What we are calling for

Our submission makes six specific recommendations to government. We call for a dedicated growth equity co-investment facility within the Fund, with a fast-track approval pathway to meet the fundraising timelines of real companies. We call for a reduction in VAT to 0% on early-stage cleantech products eligible under the Fund, bringing heat batteries and demand flexibility hardware in line with the treatment already applied to solar panels and heat pumps. We call for grant support to be rebalanced away from a single technology toward a broader basket of accessible innovations. And we call for long-term demand signals to be placed on a legislative footing before the Fund begins deploying equity, because finance alone will not unlock private capital if policy remains uncertain.
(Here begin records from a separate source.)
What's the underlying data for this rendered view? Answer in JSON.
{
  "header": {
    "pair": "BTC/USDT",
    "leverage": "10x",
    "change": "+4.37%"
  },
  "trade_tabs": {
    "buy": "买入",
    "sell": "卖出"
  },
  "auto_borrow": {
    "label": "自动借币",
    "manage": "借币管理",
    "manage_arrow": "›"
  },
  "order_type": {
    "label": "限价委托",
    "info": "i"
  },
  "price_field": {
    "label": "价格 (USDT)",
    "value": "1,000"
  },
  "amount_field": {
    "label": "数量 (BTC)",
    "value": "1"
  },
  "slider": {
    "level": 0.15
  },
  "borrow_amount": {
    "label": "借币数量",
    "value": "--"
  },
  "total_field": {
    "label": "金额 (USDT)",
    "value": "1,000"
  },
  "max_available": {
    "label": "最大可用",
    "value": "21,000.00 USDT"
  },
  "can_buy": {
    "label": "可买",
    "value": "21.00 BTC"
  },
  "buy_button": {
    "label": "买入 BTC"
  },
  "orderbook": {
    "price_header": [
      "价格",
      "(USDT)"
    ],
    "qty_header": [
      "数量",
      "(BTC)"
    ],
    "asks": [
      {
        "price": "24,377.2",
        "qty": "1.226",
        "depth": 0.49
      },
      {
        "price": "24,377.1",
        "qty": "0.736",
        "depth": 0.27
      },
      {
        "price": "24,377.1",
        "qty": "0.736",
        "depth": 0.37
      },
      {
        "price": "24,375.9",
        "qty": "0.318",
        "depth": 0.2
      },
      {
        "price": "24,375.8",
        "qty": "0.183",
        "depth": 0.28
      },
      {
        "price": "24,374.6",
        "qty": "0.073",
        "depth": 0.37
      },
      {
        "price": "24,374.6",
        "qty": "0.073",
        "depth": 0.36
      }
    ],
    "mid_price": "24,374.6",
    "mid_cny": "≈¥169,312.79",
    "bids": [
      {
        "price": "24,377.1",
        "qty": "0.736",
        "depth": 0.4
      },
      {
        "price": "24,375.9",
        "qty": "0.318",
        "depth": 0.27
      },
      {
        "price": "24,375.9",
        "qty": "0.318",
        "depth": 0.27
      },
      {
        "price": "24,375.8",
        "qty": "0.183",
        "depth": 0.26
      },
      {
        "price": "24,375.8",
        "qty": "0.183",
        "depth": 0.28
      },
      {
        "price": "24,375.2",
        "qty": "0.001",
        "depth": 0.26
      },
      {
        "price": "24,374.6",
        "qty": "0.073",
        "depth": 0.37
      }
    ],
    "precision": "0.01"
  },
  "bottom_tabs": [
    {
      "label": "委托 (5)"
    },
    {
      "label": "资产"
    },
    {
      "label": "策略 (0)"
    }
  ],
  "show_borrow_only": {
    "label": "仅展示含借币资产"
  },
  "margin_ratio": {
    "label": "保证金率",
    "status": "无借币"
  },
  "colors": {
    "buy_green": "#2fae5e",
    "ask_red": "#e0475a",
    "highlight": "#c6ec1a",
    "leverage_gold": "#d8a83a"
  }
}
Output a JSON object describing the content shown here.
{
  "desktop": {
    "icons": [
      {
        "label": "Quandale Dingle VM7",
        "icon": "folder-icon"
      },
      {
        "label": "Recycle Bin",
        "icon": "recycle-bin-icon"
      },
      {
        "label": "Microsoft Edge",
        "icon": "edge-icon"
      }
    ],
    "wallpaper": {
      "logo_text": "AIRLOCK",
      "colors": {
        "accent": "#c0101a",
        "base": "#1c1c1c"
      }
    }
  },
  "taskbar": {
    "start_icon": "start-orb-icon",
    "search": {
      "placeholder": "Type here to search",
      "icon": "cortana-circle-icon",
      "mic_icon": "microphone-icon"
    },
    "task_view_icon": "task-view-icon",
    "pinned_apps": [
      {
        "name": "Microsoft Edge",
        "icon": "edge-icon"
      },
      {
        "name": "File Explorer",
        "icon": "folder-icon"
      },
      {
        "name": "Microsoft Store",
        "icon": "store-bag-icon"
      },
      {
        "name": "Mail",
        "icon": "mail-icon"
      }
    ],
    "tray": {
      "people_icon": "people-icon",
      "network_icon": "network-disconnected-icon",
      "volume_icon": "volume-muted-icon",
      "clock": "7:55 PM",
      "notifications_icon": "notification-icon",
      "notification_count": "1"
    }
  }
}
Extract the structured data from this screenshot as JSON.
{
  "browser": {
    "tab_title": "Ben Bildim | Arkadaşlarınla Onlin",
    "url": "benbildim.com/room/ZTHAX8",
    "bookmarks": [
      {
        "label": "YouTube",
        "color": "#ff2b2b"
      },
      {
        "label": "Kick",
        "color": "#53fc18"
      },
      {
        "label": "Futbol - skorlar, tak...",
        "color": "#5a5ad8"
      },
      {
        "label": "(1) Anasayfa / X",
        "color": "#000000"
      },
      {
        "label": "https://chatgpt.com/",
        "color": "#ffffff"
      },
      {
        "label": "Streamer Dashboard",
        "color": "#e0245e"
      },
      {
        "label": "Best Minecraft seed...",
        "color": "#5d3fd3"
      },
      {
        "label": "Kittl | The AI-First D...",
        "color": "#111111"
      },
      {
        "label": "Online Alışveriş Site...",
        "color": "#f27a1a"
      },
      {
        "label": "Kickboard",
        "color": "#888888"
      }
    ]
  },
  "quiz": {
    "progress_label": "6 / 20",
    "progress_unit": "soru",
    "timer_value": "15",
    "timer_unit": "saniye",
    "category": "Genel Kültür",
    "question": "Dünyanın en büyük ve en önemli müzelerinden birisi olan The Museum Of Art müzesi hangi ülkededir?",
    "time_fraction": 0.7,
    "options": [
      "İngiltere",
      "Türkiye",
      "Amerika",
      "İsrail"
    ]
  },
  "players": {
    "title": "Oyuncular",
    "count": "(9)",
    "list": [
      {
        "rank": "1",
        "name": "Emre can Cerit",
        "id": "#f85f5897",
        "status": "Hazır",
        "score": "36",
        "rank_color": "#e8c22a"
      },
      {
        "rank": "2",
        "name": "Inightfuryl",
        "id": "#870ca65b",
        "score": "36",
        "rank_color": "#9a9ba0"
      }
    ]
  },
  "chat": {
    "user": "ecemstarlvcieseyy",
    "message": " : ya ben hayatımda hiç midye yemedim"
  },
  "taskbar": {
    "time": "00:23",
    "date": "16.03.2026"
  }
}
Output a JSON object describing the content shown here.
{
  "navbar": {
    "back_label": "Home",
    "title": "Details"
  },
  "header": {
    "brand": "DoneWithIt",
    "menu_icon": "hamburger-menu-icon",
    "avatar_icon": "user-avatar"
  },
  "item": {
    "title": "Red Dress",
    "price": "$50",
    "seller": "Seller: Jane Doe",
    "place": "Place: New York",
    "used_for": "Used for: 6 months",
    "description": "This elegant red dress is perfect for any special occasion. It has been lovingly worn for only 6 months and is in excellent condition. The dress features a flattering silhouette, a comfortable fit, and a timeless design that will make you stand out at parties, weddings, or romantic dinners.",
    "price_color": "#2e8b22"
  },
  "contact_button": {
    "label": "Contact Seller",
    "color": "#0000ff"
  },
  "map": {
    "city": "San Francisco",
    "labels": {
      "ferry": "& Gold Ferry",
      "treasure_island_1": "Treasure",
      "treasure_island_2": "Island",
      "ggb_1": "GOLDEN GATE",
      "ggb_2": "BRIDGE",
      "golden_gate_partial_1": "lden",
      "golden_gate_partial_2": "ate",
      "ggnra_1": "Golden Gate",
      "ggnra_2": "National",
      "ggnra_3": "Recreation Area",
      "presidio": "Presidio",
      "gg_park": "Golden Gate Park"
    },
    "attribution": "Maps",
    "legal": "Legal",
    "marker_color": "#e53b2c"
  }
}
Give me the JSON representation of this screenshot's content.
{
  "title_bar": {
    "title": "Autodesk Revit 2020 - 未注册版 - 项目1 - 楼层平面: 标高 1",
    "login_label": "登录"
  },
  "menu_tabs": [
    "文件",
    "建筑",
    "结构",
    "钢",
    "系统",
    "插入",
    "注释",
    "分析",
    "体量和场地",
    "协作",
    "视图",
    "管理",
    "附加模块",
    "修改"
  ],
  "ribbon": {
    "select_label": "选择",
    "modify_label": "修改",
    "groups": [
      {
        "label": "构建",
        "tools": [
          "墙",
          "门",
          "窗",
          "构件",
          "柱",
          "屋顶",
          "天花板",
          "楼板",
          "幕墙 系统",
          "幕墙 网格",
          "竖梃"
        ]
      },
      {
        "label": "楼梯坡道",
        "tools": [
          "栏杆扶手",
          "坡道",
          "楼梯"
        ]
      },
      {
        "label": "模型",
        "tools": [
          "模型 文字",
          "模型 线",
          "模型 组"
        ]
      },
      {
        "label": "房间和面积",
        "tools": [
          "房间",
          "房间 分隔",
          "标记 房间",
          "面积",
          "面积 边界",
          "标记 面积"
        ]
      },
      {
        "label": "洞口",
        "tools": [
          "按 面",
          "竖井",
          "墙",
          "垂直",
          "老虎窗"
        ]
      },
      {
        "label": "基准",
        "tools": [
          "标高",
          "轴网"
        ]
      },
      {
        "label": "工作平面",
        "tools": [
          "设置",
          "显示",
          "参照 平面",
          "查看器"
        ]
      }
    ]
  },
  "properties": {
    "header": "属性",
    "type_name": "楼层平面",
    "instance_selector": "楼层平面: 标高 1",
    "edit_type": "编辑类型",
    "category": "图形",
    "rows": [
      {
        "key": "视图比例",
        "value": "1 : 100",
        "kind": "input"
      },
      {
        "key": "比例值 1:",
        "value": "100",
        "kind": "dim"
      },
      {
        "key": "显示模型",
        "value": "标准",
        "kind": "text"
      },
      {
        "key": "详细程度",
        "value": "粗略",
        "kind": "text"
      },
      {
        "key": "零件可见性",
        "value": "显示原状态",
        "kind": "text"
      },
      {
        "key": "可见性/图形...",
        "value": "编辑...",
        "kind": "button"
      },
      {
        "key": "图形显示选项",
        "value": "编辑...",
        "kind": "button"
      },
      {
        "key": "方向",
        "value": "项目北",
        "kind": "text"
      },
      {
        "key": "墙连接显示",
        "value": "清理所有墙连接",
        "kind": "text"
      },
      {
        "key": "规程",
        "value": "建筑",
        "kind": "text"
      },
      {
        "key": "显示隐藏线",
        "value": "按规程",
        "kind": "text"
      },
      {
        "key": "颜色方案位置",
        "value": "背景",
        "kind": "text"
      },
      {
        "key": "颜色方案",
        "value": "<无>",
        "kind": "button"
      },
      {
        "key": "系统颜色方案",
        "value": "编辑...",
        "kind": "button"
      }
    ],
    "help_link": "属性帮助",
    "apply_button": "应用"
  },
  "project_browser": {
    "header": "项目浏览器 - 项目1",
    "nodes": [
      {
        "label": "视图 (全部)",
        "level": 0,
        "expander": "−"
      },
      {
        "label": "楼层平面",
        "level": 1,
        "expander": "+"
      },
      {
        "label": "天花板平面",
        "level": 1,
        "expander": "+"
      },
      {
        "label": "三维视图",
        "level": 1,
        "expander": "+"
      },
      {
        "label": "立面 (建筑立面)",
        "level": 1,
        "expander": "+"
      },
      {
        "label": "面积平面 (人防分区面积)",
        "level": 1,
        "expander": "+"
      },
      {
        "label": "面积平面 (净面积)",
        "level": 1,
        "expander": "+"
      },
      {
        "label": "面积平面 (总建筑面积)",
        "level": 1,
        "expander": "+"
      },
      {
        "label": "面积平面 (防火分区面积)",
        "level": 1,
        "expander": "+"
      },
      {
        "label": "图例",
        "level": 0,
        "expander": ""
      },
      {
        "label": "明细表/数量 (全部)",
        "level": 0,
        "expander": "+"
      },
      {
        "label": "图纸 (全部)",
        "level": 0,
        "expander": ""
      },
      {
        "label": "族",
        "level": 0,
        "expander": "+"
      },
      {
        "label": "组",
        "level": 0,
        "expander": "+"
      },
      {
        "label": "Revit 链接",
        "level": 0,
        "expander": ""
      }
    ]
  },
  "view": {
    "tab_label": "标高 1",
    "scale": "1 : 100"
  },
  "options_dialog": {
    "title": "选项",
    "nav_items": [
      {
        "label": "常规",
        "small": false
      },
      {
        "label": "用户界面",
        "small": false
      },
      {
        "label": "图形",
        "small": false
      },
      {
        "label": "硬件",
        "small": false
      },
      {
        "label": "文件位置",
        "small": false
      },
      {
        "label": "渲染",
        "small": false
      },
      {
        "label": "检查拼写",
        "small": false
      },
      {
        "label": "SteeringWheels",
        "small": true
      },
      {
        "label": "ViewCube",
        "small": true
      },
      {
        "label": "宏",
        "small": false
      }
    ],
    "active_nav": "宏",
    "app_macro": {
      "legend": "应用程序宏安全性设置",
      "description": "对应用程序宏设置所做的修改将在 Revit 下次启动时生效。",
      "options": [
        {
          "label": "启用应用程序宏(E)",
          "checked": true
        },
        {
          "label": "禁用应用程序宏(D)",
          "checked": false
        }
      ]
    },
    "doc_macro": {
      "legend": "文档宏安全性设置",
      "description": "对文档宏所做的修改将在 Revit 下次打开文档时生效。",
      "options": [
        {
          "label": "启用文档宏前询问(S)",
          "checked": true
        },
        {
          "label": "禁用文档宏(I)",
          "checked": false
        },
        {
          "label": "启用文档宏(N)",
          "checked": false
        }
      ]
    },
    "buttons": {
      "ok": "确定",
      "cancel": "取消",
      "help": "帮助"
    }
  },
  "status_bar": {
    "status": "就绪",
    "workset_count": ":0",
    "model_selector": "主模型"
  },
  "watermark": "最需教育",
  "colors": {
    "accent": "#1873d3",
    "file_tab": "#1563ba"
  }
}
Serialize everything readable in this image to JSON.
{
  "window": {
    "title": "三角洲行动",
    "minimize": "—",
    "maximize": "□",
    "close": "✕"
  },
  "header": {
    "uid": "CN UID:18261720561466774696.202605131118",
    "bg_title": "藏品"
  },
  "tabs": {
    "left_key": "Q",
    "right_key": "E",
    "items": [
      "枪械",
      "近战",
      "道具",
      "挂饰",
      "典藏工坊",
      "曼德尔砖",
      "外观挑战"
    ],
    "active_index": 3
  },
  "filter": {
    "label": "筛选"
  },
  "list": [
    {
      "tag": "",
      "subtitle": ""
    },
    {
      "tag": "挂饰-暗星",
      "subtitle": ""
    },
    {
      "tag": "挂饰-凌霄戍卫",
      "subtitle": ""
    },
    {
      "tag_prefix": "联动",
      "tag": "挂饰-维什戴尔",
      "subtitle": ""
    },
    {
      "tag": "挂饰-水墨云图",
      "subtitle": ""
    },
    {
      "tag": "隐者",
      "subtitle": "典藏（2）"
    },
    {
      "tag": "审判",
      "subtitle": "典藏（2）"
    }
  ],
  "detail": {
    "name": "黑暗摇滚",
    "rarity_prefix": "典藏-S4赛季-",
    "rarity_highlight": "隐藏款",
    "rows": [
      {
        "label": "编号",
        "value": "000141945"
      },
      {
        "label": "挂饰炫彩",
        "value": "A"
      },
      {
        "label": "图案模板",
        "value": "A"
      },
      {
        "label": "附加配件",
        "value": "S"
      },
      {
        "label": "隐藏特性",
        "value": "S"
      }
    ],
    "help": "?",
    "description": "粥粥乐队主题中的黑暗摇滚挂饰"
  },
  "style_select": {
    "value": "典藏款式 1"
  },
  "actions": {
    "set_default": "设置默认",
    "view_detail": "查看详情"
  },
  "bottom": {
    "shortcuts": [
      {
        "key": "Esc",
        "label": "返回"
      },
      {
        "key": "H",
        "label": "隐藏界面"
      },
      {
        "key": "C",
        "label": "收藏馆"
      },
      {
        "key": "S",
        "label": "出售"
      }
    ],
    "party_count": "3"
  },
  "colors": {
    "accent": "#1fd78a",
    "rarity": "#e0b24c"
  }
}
We also argue that the Fund should build verified outcome measurement into its design from the start, treating measurement and verification infrastructure as a core market-enabling capability rather than an optional reporting layer.

The bigger picture

Clean Power 2030 sets a vital direction of travel, but generation alone will not deliver the transition. The missing link is the consumer-facing layer: the networks that can flex and respond, and the appliances and products that allow households to participate actively in a smarter energy system. The Warm Homes Fund has an opportunity to back that layer, anchor the intellectual property and manufacturing capability in the UK, and build an industry that delivers for households and the public finances alike.
We look forward to engaging with government as the Fund's design is finalised.